Thursday, January 10, 2019

Confirmation Lesson


This week, as we prepare to celebrate The First Sunday after the Epiphany: The Baptism of Our Lord, a few colleagues have noted that the reading from Acts 8 is a perfect reading...for Confirmation. I don't know where our bishop will be this Sunday, but I hope he and all the other bishops who will be confirming individuals are rejoicing that we will hear a lesson that reinforces the need for bishops and Confirmation.

In this part of Acts, the good news of Jesus Christ has spread from Jerusalem and Judea to Samaria, which represents not only a geographic expansion of the church's mission but also an ethnic development. The first believers were Jews. Then comes the Samaritans, who had Israelite roots but who were religiously and culturally and racially distinct. Then, later in Acts 8, the Ethiopian eunuch believes. Eventually, Paul's ministry to the Gentiles takes shape, and the rest is history. But on Sunday we're in Samaria. The good news has made it to Samaria. They have "accepted the word of God," we are told, so the "apostles" (important word) "sent Peter and John to them."

When the two apostles arrive, they recognize that the Samaritans are believers in Jesus and they had been baptized in Jesus' name, but something (i.e. the Holy Spirit) is missing: "for as yet the Spirit had not come upon any of them; they had only been baptized in the name of the Lord Jesus." And, when the apostles had laid their hands on them, "they received the Holy Spirit." It's critically important to note that the apostles did not rebaptize them even though they presumably had not been baptized in the Trinitarian formula. (One baptism, even if not orthodox, was sufficient. That tells us something about the nature of the water-bath.) Instead, they lay hands on them, and the Holy Spirit comes upon them, completing their immersion in the life of the Holy-Spirit-animated Body of Christ.

In a way, that's what the church would have us believe about Confirmation. To begin with, the church depended upon apostle-successors to baptize, and the eastern churches still do that. Bishops do baptisms and anoint with chrism at the same time. To be baptized is to be united with Christ AND receive the Holy Spirit. There are plenty of scriptural passages that bear this out. The west has separated Baptism and Confirmation, and, in the baptismal liturgy, we pray that the candidates may receive the seven-fold gifts of the Holy Spirit:
Heavenly Father, we thank you that by water and the Holy Spirit you have bestowed upon these your servants the forgiveness of sin, and have raised them to the new life of grace. Sustain them, O Lord, in your Holy Spirit. Give them an inquiring and discerning heart, the courage to will and to persevere, a spirit to know and to love you, and the gift of joy and wonder in all your works. (BCP, 308)
That's what happens in Baptism, so why Confirmation? As the prayer book reminds us, at Confirmation the apostle-successor in the room prays, " Defend, O Lord, your servant N. with your heavenly grace, that he may continue yours for ever, and daily increase in your Holy Spirit more and more, until he comes to your everlasting kingdom." It is the increase in the Holy Spirit that is sought in the act of Confirmation.

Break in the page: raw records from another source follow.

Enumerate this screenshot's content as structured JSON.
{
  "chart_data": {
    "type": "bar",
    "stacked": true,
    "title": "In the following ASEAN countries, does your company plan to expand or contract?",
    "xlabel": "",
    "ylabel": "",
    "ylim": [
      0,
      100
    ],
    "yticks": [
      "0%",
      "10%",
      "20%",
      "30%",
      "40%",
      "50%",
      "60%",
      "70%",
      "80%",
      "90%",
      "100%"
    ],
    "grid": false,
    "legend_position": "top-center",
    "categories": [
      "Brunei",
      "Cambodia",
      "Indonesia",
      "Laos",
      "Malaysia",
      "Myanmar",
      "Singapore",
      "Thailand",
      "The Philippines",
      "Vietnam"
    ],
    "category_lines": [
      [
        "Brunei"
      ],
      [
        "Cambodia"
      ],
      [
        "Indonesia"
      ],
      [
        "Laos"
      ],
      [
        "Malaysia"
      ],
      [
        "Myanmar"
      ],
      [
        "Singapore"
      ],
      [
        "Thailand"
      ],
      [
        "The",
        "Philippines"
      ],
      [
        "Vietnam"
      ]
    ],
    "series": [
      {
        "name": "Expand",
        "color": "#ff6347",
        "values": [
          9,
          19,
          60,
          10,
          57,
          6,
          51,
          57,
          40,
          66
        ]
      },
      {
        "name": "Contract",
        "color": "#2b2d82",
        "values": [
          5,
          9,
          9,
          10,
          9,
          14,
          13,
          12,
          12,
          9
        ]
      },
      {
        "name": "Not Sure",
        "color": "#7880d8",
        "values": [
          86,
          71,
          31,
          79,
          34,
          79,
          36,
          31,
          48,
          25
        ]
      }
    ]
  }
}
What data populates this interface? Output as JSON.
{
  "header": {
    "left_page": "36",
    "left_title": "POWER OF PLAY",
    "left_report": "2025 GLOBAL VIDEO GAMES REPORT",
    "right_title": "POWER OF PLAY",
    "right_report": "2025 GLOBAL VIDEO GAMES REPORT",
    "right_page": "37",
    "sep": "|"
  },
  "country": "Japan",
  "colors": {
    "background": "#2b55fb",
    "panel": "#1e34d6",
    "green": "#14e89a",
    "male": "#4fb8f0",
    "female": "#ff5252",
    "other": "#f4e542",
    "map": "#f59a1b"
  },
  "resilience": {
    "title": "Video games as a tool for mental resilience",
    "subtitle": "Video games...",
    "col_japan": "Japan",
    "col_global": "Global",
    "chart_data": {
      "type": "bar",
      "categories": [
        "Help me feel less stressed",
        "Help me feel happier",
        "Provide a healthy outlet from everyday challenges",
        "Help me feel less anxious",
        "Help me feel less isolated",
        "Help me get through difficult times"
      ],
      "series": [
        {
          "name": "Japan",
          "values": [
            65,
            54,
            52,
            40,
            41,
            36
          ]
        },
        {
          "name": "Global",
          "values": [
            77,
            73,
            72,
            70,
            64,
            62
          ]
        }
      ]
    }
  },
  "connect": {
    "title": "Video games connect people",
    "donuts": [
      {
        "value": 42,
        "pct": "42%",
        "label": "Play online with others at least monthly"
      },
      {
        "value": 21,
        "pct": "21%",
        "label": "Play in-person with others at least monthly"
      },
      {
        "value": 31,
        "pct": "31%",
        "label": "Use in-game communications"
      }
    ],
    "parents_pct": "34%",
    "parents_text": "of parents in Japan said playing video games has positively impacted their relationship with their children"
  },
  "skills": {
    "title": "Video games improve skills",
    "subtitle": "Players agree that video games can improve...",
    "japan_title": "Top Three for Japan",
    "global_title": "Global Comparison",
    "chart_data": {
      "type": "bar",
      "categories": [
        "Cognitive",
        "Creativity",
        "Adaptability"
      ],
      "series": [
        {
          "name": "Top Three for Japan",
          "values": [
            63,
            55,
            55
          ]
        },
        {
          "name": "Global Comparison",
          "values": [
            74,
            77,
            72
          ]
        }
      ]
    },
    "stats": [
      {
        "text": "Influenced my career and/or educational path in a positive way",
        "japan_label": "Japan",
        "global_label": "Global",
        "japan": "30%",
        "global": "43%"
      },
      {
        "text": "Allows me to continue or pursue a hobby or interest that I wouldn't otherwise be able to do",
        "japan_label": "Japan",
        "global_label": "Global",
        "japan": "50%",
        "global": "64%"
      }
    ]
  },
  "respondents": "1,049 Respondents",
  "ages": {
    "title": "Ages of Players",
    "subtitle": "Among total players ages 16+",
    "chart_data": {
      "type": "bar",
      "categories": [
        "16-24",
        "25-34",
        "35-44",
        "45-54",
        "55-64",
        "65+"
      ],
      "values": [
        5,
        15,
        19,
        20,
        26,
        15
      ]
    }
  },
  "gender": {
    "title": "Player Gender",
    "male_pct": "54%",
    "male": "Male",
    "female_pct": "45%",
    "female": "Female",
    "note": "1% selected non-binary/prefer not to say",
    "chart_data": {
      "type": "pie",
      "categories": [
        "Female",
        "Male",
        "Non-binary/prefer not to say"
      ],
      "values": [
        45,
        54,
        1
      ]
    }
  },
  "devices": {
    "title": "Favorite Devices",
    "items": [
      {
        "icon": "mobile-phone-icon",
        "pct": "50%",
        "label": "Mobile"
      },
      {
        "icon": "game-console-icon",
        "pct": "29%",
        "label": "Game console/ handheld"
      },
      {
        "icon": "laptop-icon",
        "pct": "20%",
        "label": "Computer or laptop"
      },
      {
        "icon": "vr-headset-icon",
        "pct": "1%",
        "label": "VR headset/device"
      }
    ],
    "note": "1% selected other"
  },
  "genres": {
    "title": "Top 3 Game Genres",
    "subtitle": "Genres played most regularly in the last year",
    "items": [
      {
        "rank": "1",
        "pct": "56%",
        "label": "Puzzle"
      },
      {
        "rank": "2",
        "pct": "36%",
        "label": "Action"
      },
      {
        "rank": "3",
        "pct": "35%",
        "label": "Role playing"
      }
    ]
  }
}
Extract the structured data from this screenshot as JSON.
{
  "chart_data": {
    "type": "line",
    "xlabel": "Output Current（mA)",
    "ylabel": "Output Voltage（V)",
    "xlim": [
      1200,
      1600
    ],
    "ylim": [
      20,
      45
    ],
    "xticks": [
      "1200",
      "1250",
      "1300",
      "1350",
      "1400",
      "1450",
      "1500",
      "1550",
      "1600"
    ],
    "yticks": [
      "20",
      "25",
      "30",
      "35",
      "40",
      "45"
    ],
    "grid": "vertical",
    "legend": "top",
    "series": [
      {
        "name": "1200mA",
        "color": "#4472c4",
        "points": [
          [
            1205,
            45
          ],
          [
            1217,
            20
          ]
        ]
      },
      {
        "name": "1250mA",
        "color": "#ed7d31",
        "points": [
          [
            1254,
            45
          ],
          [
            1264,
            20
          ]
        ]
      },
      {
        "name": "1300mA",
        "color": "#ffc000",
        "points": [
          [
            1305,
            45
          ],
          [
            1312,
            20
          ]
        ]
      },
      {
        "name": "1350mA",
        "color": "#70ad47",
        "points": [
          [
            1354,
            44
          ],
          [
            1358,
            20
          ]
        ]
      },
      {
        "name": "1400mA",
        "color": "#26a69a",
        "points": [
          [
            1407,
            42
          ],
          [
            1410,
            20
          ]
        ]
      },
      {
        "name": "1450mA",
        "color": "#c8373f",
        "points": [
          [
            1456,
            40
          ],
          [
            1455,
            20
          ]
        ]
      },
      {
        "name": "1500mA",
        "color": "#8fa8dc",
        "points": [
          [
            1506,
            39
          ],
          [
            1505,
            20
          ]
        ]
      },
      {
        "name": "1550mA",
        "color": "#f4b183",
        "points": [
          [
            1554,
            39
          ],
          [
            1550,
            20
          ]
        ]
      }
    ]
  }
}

Confirmation has filled several roles in the church. It is a way for individuals to confirm the promises that were made on their behalf at Baptism. It is a way for the bishop to confirm the individual's place in the church catholic. It is a way for both candidate and bishop to confirm that the Holy Spirit is doing its work. It is a way for parents and congregation to confirm that an individual is passing from childhood to adulthood. This reading from Acts, however, suggests that the apostles coming and laying hands on those who had been initiated into the life of Jesus is a way of initiating that individual into the life of the Spirit, which came down and rested on the apostles at Pentecost.

I don't know what I think about Confirmation. I think it's best because it's unclear. It's multi-layered and beautifully messy. On Sunday, though, we hear of the importance of the Holy Spirit. It's also emphasized in the reading from Luke. Even if there is no Confirmation happening in your congregation, don't let the reading about the apostles distract you from the truth: participation in the redeemed and risen life of Christ is life in the Spirit. Does a bishop need to lay hands on you in order to make that happen? I hope not. But I'll accept that bishops help remind us of it. Hopefully all of our candidates for Baptism are endued with the Spirit long before the bishop shows up. If not, we all have more work to do, and that work is more than scheduling the bishop's visit.